Hi!
I agree with the first sentence of tberthel, your question is very subjective.
Your choice should depend on how deep you want to go on the long term. If you only want to focus on the “artistic” (graphics, game design) part of a gaming project, use a WYSIWYG editor (FPSCreator, RPGMaker, etc…) or try to make a mod of an existing game.
If you really want to program, you have several options:
- use high level engines at first and don’t “bother” with the underlying technologies they rely on
- use high level engines at first and try to dig a bit deeper in the underlying technologies they rely on later
- use low level APIs at first and don’t rely on high level engines
- use low level APIs at first and high level engines later when you feel really comfortable with the underlying technologies they rely on
Understanding low level APIs drives you more autonomous. When something does not work as expected, you can repair it. If you do not understand low level APIs, you require some help of the people who do.
Using high level engines allows to spend less time in reinventing the wheel and to create a game faster… especially when you understand how they work.

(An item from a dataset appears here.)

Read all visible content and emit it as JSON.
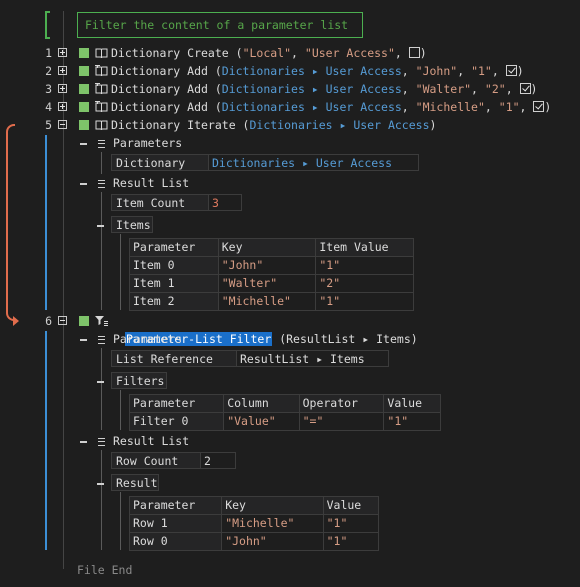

Reinventing the wheel can have a pedagogical interest, it can be helpful to understand the low level APIs and how they are used to build 3D engines and WYSIWYG editors.
As some people here know, I chose the last option, I learnt OpenGL in C during my license degree, I used it with C++ but… my hard disk decided to stop working, I lost all the source code of what could have become TUER and I decided to use my favorite language (Java of course) with JOGL. When I felt comfortable with OpenGL in Java with JOGL, I decided to save a lot of time by using an existing engine rather than going on writing my own engine.
In my humble opinion (I won’t speak about proprietary solutions), Ardor3D and JMonkeyEngine are the most interesting engines written in Java. 3DzzD can be fine for web projects too. JMonkeyEngine has the largest community, I used it several years, I improved the JOGL renderer of its second version with the help of cylab, I ported the JOGL renderer of its third version before JOGL support had been dropped by its team, this engine is not as reliable as I expected even though the third version is noticeably better (but targets OpenGL 2.0 and later), it has a nice game development environment based on Netbeans RCP. I might be wrong but its Android version is not fully functional.
Ardor3D is more professional, more reliable, it has the best support of all major OpenGL bindings (including AndroidGL), it works fine even with OpenGL 1.3 (only with the JOGL renderer because I fixed the bugs only in this one as I do not use its main competitor) but it has a smaller community, less tutorials, no GDE, it uses both the fixed and the programmable pipelines which means it would not support a forward compatible context unlike JMonkeyEngine 3.
I hope my post will be useful for you. Best regards.